Nine short films, selected from a competition run by Bradford UNESCO City of Film were premiered on Sky Arts this summer.
The Bradford International Film Competition gives young directors and filmmakers worldwide an opportunity to screen their work to a public audience. While all the short films were previously shown in Bradford’s City Park, the exposure that national television provides is an exciting prospect for these emerging filmmakers.
The films, which are available to watch on demand for SkyGo users, were chosen as monthly winners throughout 2014/15 by a panel of judges led by Sky Arts. Sky Arts supported the competition and awarded the £1,000 prize money.
Jason Wingard from Manchester was the overall winner with his dramatic short film 2:20 that follows a man able to see how long people have to live. Runners-up included Greg Bishop’s Johnny Washday that focused on the unique talents of a man who makes guitars from cigar boxes, and Bradford University student Himarsha Ukwatta’s film about Bradford’s iconic Lister Park.

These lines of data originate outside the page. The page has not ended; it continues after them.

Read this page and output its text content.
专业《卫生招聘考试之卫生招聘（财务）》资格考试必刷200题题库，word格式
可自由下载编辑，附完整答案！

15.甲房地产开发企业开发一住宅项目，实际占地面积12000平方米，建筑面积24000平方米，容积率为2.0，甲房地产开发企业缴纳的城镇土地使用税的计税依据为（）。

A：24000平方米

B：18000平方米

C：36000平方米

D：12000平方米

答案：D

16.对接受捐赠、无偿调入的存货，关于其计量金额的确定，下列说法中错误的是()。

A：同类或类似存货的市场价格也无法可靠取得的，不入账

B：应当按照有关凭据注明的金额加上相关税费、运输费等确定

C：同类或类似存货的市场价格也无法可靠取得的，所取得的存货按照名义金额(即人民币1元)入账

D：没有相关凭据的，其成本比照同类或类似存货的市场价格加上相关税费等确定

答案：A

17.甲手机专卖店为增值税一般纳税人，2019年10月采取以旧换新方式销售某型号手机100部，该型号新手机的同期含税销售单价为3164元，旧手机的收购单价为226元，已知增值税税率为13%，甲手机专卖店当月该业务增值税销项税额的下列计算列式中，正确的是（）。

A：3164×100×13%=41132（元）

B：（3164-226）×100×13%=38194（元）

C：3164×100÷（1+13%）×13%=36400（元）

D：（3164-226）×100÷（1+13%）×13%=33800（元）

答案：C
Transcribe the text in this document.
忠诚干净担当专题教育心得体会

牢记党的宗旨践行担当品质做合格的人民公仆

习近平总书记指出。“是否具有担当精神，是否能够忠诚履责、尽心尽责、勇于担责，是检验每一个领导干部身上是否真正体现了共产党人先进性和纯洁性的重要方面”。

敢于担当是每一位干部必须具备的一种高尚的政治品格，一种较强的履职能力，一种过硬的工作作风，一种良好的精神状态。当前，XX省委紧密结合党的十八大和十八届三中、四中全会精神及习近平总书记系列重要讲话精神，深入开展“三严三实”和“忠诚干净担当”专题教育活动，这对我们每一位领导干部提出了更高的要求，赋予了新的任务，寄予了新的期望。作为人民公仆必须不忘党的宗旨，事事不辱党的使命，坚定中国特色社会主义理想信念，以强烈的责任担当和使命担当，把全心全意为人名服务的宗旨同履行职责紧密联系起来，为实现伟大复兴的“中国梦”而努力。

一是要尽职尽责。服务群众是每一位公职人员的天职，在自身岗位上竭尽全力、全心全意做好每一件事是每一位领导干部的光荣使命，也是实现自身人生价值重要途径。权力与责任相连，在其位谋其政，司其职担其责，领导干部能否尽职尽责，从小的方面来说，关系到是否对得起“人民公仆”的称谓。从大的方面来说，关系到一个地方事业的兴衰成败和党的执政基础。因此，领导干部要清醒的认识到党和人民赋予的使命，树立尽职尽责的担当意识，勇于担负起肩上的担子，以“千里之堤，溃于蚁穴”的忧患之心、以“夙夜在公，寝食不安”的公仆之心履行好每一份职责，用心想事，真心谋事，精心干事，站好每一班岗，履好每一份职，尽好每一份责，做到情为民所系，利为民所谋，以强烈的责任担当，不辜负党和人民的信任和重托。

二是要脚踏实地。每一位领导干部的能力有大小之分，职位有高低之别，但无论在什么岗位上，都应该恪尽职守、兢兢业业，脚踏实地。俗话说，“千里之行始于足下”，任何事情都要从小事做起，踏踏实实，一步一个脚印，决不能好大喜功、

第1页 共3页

Sky Arts Director, Phillip Edgar-Jones, who has offered to screen the films throughout the year, said:
“We are thrilled to be able to support emerging filmmakers in partnership with the Bradford international film competition. I was personally very impressed with the standard of story-telling and visual flair across the board and I am sure our discerning Sky Arts audience will be equally impressed. I am sure we will be seeing more of their work at a bigger scale in the years to come”.
This collaboration with Sky Arts is one of the many partnerships the city has developed since joining the UNESCO Creative Cities Network in 2009 as the world’s first UNESCO City of Film.
Director of Bradford UNESCO City of Film, David Wilson said:
“Working with Sky Arts has been a wonderful partnership and I am delighted for our filmmakers that their highly creative and engaging work is being screened on Sky Arts”.
Bradford is also starring in cinemas across the country this month. Hollywood’s latest release, Miss You Already, featuring Drew Barrymore and Toni Colette was partly shot in Bradford’s Haworth’s moors last autumn, which has led to it being called the ‘Hollywood of the UK’.
However, typical to the British weather, as filming commenced so too did the rain, but the A-list stars were without a trailer: David Wilson said:
“There was a lot of filming in the district at that time – we had DCI Banks, Black Work and a Bollywood film all shooting at various locations. The production company needed a trailer for Drew Barrymore. The businesses we normally use were all busy with the other productions, so we had this big budget film on our patch and no trailer! I turned to a farmer who had provided sheep on Ilkley Moor for the filming and thankfully he provided a caravan. It’s a classic example of how local businesses can benefit from being part of the supply chain of filming, and how vital it is that we have a database of businesses we can use at short notice.”
Amid the startling West Yorkshire landscape and lashing rain, Miss You Already is another example of Bradford’s growing film industry which also includes the BBC’s An Inspector Calls and Andrea Arnold’s 2011 adaptation of Wuthering Heights, and the film adaptation of Dad’s Army about to be added this impressive list.